After a few minutes of silently watching the archers he spoke wistfully, “People always ask me, ‘what do you do’…and I hate that question. I know what they mean…they want to know what I do for a living…and…I…I’m an attorney…but it’s not who I am…it’s not my life….it’s not even what I enjoy doing…it just allows me to make enough money to do the things I really love…except it seems that I hardly have time to do them anymore.” The man continued reminiscing during the fifteen or so minutes he watched. He remembered Sunday drives with his family when he was a young boy and recalled his father teaching him how to read a map. I saw him reach out and pat his son on the back without saying a word.

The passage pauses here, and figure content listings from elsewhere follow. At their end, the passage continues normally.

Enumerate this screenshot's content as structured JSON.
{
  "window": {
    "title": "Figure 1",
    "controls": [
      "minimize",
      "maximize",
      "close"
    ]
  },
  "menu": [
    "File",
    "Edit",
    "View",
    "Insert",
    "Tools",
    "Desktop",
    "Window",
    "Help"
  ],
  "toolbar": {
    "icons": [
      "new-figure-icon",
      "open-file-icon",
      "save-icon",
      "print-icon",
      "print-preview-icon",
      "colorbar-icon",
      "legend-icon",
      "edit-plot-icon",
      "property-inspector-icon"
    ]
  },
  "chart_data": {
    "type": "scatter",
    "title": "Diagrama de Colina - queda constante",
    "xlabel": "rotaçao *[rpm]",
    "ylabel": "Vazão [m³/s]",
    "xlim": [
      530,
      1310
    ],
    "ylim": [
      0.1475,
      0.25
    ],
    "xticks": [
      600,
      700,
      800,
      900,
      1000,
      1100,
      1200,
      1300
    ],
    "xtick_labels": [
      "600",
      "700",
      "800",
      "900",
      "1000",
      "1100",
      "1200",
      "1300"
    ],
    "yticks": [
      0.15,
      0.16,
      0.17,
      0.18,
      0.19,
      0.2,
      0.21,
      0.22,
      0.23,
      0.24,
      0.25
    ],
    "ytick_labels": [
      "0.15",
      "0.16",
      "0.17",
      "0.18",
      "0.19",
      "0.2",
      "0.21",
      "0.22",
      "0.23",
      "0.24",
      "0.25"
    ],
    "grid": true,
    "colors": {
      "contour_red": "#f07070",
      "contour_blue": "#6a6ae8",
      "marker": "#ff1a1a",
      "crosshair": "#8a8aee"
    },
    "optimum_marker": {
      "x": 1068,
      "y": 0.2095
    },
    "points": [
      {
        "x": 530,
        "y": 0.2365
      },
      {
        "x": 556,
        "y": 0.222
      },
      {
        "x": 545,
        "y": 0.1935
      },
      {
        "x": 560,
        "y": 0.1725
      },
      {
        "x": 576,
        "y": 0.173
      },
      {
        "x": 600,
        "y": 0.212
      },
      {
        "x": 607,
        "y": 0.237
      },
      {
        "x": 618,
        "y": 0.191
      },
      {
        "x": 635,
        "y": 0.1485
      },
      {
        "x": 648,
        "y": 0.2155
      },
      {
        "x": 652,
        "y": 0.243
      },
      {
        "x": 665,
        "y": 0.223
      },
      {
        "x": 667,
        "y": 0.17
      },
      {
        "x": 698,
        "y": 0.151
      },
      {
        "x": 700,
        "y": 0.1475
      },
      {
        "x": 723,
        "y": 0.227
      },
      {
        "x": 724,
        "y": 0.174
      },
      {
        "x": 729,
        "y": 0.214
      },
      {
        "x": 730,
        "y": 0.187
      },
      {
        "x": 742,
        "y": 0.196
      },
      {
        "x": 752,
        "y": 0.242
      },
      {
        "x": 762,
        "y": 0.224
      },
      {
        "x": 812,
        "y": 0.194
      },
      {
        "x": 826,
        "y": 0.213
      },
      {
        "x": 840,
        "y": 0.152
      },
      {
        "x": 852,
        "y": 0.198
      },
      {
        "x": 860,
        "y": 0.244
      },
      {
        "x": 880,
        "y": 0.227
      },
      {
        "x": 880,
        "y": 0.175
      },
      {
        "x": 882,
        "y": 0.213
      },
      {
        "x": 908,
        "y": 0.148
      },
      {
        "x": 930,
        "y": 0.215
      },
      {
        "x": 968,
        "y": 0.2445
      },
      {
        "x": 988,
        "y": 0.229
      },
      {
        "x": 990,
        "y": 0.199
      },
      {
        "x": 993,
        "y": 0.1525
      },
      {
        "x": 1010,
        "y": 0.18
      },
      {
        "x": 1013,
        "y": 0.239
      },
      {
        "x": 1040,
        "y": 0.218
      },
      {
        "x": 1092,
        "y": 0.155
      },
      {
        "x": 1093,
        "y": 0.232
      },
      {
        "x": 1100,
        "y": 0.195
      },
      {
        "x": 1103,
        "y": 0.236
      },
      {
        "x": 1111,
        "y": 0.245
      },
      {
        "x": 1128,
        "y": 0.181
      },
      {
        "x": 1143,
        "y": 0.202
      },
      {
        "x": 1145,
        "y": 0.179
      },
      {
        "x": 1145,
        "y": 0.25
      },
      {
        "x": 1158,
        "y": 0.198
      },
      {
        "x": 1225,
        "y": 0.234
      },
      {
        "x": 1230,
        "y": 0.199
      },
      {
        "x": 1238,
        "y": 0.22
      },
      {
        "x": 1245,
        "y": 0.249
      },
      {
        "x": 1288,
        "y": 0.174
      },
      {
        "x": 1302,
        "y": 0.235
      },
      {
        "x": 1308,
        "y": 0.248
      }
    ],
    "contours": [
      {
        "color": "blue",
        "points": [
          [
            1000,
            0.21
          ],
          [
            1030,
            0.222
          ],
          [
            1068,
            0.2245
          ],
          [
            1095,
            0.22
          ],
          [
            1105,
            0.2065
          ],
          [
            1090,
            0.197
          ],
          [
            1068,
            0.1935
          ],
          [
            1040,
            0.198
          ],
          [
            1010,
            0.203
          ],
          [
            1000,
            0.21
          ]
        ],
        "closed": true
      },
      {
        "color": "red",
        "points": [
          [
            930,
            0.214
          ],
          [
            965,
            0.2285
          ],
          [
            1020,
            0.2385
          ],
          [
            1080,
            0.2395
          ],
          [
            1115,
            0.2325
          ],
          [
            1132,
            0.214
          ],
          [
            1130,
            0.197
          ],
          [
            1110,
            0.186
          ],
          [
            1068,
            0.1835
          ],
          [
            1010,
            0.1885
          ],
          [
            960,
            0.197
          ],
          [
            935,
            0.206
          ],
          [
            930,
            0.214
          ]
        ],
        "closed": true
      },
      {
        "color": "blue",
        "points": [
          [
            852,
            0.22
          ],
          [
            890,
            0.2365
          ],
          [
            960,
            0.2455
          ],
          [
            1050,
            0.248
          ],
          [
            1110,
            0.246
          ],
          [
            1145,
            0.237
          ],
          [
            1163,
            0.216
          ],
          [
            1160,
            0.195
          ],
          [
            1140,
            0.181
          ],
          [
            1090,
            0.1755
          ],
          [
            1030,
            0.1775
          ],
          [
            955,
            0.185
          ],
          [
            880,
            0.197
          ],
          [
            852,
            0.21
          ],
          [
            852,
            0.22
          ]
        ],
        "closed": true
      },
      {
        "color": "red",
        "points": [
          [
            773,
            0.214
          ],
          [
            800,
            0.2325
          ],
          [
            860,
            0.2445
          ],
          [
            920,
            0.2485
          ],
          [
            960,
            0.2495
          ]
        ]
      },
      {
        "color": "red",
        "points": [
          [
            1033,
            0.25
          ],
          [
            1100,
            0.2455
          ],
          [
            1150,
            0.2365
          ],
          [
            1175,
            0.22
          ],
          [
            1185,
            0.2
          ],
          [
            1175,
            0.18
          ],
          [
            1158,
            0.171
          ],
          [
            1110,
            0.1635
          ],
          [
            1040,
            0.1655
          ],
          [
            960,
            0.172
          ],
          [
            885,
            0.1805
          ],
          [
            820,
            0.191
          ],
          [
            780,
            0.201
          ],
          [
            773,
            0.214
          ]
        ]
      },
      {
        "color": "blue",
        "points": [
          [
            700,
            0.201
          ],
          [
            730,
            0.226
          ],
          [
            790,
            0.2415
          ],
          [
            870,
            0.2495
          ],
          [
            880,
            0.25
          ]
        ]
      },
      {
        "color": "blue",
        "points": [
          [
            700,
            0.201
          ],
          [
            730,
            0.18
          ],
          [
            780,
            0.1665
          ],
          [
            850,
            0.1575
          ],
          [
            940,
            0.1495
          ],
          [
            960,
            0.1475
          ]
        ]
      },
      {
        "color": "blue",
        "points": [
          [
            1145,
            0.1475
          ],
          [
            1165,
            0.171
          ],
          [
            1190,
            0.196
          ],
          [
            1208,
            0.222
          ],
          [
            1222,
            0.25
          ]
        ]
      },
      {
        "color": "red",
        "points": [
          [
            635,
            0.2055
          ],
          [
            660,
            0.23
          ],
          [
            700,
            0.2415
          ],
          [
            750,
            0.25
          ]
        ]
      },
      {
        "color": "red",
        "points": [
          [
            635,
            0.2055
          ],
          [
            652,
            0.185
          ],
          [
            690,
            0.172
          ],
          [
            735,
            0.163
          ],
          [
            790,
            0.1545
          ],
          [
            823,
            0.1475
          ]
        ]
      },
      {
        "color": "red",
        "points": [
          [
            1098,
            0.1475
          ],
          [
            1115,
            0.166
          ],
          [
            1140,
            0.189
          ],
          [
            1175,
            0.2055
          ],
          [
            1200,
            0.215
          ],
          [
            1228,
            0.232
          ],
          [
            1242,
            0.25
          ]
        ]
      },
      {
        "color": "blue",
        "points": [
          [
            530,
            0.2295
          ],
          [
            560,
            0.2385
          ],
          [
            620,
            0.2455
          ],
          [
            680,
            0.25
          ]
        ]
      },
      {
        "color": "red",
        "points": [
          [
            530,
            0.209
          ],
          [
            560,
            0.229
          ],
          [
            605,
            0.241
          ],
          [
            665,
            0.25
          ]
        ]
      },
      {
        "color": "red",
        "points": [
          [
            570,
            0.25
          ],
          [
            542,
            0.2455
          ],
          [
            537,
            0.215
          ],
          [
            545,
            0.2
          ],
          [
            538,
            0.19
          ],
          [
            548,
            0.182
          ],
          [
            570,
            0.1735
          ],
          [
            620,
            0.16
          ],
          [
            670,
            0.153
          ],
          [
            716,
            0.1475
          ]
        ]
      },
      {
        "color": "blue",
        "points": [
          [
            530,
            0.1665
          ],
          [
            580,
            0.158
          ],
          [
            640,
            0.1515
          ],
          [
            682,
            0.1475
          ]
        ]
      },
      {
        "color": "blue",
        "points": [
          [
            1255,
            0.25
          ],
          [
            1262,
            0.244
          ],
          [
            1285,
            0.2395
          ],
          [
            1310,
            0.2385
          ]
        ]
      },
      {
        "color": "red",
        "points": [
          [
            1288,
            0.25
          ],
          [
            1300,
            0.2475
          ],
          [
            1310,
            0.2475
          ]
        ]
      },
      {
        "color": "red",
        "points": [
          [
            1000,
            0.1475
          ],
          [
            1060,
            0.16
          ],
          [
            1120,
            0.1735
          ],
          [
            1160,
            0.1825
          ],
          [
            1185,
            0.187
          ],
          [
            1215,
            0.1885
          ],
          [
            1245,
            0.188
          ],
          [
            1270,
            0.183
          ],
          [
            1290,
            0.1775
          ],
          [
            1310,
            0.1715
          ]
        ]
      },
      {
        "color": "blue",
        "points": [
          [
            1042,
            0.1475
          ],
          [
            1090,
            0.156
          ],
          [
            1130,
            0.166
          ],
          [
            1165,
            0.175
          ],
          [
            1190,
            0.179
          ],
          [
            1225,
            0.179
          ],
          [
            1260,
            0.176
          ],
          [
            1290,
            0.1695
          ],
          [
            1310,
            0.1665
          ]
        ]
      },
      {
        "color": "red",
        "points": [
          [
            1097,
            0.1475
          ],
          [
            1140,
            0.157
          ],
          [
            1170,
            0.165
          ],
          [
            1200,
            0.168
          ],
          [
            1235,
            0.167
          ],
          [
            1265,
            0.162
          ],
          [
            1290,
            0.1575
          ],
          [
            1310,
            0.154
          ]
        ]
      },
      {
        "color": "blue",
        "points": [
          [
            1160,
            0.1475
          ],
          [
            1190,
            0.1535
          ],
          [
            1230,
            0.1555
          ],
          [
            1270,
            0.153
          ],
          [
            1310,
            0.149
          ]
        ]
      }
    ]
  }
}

Normally I’m irritated by wealthy people who complain about how busy they are and how little leisure time they have. And honestly, I don’t really feel sorry for this guy, but the encounter reminded me that your job is not your life. Whether you are a well-paid, burned-out lawyer, or you work two jobs to make ends meet; don’t let your job define you.
Ken Kragen talked about this in his motivational seminars and book “Life is a Contact Sport“; he said “your job is not your life; your job services your life. If your job is not servicing your life, you need to find one that will.” Of course sometimes you have to grind away at a job that interferes with your life as a matter of survival, but it’s important to look beyond the immediate situation and work toward the future you want, while carving out whatever little moments you can.